WARREN BUFFETT AND GREG ABEL HIS MINI ME, SCREW UP AGAIN A GREAT RAIL ACQUISITION

CSX Stock Drops Because Buffett Isn’t Interested in Rail Merger. It Has Wider Consequences.

CSX  stock fell 5.1% on Monday after a report that Warren Buffett’s railroad BNSF wasn’t interested in a merger. (Dreamstime)

Warren Buffett’s railroad, BNSF, might not be interested in creating a transcontinental railroad to compete with Union Pacific investors are disappointed.

ESPECIALLY THE INVESTORS IN BERKSHIRE HATHAWAY, INC., WHO HAVE BEEN WAITING FOR ADD-ON ACQUISITIONS USING THAT CASH HOARD TO BE DEPLOYED.

Warren Buffett,the 94-year old, known as the world’s  biggest cheapskate apparently thought the price to acquire CSX may be too much…! His mini-me Greg Abel tagged along and apparently also agreed.

There is a saying…”stupid is …..”…that’s those two now…NO DIVIDENDS FORE 60 YEARS AND NOW BLOCKING A GREAT ADD-ON TO THEIR BNSF RAILROAD..

Shares of CSX dropped about $2 late Monday, leaving them down 5.1% at $32.81 on the day. Shares were down another 1.3% at $32.36 in early trading on Tuesday, while the S&P 500

The Monday move came after CNBC reported the conglomerate’s CEO, Buffett, and his heir apparent, Greg Abel, met with CSX CEO Joe Hinrichs on Aug. 3. “While they were open to partnership and greater cooperation between BNSF and CSX, they were not interested in making an offer for the company,” wrote Bernstein analyst David Vernon in a Monday report.

“The first question the news raises is whether we can live in a world with one transcontinental railroad, if even for a little while,” added Vernon. Railroad regulators might not want “imbalanced competition,” and the market would prefer two transactions instead of just the Union Pacific-Norfolk tie-up.
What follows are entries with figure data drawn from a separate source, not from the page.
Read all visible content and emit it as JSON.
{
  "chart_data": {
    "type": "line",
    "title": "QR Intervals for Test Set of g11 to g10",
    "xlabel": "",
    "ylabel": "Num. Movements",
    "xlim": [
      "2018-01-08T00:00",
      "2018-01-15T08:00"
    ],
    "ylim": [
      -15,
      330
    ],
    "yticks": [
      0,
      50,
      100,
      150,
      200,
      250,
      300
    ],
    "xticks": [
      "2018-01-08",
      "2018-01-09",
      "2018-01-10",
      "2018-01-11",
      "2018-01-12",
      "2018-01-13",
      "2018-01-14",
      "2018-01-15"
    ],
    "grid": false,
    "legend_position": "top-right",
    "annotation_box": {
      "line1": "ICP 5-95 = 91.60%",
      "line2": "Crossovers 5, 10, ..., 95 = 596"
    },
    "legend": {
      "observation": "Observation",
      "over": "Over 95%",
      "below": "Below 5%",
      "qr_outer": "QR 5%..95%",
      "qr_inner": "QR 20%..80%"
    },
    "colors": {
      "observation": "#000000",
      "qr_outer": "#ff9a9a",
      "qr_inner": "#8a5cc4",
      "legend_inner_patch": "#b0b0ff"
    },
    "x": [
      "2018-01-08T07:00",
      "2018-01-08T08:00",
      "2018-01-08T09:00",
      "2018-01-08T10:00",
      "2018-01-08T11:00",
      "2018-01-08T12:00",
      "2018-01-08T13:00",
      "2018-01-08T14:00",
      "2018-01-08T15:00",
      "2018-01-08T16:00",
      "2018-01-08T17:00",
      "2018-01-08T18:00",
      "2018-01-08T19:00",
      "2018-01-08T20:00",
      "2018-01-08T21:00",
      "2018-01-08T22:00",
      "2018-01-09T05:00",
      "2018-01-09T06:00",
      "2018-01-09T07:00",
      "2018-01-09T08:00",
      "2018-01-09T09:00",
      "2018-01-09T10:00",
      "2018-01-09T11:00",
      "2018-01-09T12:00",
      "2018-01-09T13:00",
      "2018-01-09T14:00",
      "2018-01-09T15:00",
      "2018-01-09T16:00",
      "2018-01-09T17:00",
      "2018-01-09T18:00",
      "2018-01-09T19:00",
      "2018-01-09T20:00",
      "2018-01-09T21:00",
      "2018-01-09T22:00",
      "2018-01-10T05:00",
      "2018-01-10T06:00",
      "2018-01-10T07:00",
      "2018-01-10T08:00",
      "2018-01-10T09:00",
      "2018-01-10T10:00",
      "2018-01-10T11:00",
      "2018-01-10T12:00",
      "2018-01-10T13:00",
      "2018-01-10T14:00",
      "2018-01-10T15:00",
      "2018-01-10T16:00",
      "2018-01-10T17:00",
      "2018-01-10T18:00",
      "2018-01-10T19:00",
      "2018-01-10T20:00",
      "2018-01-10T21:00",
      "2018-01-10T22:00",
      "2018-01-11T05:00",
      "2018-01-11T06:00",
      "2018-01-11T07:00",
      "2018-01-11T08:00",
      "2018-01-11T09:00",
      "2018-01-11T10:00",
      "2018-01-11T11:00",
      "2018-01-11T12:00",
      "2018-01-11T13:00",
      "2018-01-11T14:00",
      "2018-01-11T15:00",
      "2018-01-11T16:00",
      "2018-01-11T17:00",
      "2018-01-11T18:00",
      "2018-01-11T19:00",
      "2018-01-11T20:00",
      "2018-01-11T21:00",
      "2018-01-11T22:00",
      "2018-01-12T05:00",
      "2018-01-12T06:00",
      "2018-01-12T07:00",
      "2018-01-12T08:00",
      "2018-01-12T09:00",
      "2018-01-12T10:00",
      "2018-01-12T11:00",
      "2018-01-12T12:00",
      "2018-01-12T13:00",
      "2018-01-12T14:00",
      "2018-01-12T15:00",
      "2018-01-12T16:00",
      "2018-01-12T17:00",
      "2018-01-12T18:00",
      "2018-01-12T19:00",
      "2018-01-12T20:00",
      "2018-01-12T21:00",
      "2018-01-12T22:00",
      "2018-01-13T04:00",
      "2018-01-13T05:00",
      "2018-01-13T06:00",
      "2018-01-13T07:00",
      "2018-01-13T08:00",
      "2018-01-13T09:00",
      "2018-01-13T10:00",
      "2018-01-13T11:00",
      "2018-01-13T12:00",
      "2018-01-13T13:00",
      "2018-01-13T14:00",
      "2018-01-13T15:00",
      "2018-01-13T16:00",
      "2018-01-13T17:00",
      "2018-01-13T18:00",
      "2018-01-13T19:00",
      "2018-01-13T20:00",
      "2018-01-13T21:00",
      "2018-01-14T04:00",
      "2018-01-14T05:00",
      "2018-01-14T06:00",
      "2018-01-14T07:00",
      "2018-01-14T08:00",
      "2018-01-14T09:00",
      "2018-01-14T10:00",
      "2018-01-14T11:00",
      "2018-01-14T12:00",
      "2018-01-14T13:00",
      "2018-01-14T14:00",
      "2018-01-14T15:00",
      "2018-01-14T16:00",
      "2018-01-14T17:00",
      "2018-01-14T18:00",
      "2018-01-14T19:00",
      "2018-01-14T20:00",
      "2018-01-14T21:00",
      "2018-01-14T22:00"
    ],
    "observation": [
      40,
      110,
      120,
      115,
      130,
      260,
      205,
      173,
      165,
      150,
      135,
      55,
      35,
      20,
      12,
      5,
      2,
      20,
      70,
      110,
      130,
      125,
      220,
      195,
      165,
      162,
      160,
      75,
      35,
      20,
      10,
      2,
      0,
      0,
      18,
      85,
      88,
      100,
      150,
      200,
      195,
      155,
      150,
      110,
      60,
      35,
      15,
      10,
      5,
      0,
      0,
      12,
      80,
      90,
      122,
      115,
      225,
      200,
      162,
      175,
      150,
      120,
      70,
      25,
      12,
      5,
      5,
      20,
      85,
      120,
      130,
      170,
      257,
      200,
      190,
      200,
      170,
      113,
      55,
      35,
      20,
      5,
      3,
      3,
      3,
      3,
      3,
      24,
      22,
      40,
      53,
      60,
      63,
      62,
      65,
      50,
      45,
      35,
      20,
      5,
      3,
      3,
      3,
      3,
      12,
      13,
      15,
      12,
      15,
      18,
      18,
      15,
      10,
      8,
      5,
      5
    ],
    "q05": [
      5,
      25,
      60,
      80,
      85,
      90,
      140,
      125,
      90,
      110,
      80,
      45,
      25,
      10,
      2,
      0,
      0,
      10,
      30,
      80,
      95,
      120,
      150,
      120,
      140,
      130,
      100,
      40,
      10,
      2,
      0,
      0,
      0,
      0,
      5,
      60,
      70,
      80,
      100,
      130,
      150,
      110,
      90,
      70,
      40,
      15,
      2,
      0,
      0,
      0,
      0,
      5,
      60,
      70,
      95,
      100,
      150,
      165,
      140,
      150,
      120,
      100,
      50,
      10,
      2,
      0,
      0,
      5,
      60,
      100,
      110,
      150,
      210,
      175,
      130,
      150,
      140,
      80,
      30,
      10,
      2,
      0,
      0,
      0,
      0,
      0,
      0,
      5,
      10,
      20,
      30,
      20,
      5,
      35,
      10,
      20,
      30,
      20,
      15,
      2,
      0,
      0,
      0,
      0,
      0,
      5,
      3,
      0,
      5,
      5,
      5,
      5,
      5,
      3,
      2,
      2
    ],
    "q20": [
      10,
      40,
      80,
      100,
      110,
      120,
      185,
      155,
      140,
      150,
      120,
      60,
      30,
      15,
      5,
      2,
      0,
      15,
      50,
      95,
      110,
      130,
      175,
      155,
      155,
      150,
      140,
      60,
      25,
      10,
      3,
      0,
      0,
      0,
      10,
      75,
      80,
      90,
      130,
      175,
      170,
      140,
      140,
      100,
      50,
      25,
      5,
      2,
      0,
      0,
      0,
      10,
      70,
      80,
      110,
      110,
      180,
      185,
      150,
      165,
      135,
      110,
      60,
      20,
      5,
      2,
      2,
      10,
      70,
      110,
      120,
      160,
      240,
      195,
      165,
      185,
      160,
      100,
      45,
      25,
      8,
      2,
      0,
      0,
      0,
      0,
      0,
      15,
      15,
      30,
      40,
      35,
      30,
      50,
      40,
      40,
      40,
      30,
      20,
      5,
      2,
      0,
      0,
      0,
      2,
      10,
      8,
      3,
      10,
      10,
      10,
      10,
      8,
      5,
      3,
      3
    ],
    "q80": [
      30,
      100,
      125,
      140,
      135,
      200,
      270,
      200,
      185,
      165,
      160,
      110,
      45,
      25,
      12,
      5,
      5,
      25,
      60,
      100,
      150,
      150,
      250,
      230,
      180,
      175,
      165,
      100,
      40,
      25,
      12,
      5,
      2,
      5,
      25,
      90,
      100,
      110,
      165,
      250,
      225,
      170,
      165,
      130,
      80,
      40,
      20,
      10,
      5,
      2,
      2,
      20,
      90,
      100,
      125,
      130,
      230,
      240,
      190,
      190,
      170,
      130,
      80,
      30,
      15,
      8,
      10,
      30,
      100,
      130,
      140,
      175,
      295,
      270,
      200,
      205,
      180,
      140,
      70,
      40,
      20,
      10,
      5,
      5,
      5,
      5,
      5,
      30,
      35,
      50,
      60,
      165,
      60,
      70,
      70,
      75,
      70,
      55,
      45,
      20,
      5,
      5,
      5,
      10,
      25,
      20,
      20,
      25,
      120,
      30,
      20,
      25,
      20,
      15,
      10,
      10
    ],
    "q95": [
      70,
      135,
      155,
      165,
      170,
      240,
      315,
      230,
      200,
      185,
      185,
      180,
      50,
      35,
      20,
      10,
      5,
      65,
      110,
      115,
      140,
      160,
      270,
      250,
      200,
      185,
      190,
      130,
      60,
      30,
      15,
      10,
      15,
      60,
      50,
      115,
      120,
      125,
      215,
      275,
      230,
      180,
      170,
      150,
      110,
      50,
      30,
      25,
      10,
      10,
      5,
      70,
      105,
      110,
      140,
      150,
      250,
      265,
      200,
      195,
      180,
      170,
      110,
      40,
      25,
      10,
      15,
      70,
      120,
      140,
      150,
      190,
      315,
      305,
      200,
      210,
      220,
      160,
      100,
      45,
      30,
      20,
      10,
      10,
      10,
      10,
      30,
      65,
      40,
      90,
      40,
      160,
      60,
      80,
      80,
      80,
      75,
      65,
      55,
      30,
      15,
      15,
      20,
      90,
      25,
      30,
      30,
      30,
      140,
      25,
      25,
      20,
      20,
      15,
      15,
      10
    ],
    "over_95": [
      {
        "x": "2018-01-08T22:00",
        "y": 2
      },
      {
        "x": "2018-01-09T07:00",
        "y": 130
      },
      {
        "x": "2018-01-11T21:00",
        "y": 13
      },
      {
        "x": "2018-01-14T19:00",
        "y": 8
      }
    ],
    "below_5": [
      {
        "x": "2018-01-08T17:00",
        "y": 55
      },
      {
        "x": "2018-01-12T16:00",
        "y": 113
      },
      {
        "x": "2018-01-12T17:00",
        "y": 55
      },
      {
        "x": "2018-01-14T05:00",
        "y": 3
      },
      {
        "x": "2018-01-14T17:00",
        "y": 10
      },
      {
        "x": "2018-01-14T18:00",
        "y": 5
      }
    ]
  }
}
“The second question this raises is why Berkshire is not interested in a deal. If the merger benefits are so great, why not pursue a deal?” added Vernon. He suspects Berkshire might balk at paying a big premium to CSX shareholders for synergies that aren’t sure to materialize.

Still, the lack of a buyer for CSX could throw a wrench into the potential for large railroad mergers—something that hasn’t happened in a generation. If regulators don’t see adequate competition, they might not allow the Union Pacific-Norfolk Southern deal to proceed.

Canadian rail deals could be a solution if either Canadian Pacific Kansas City or Canadian National Railway were interested. A Canadian-U.S. deal would face heightened regulatory scrutiny north of the border, said Gordon Haskett analyst Don Bilson.

The simplest solution for the industry would be two highly competitive transcontinental railroads. That would require BNSF to act, however.

“With Buffett now on the record, CSX investors can now safely assume that nothing is going to happen between CSX and BNSF anytime soon, if at all,” Bilson said in a Tuesday report. “We would note that Buffett will be retiring in December, though we doubt Greg Abel is a threat to call an audible until he has seen what comes of the partnership that was just announced.”

BNSF and CSX recently announced an agreement to collaborate on intermodal service, the use of both trains and trucks to take goods to their final destinations.

“With a BNSF bid for CSX now (seemingly) squashed, the base case now shifts to deeper CSX-BNSF commercial alignment,” wrote Raymond James analyst Patrick Tyler Brown on Tuesday. “The wildcard remaining [is] whether BNSF (and/or CSX) formally opposes a Union Pacific-Norfolk Southern deal, which would further dampen deal odds.”

Failing to find a merger partner and regulators letting Union Pacific and Norfolk Southern merge could result in CSX being less competitive, said Ancora portfolio manager Jim Chadwick. Ancora has a stake in CSX and believes the company should pursue a combination aggressively.

That, however, requires some willingness from another party.

At Monday’s close, CSX stock was just below its level in mid July, before news broke

that Union Pacific was looking to find a merger partner.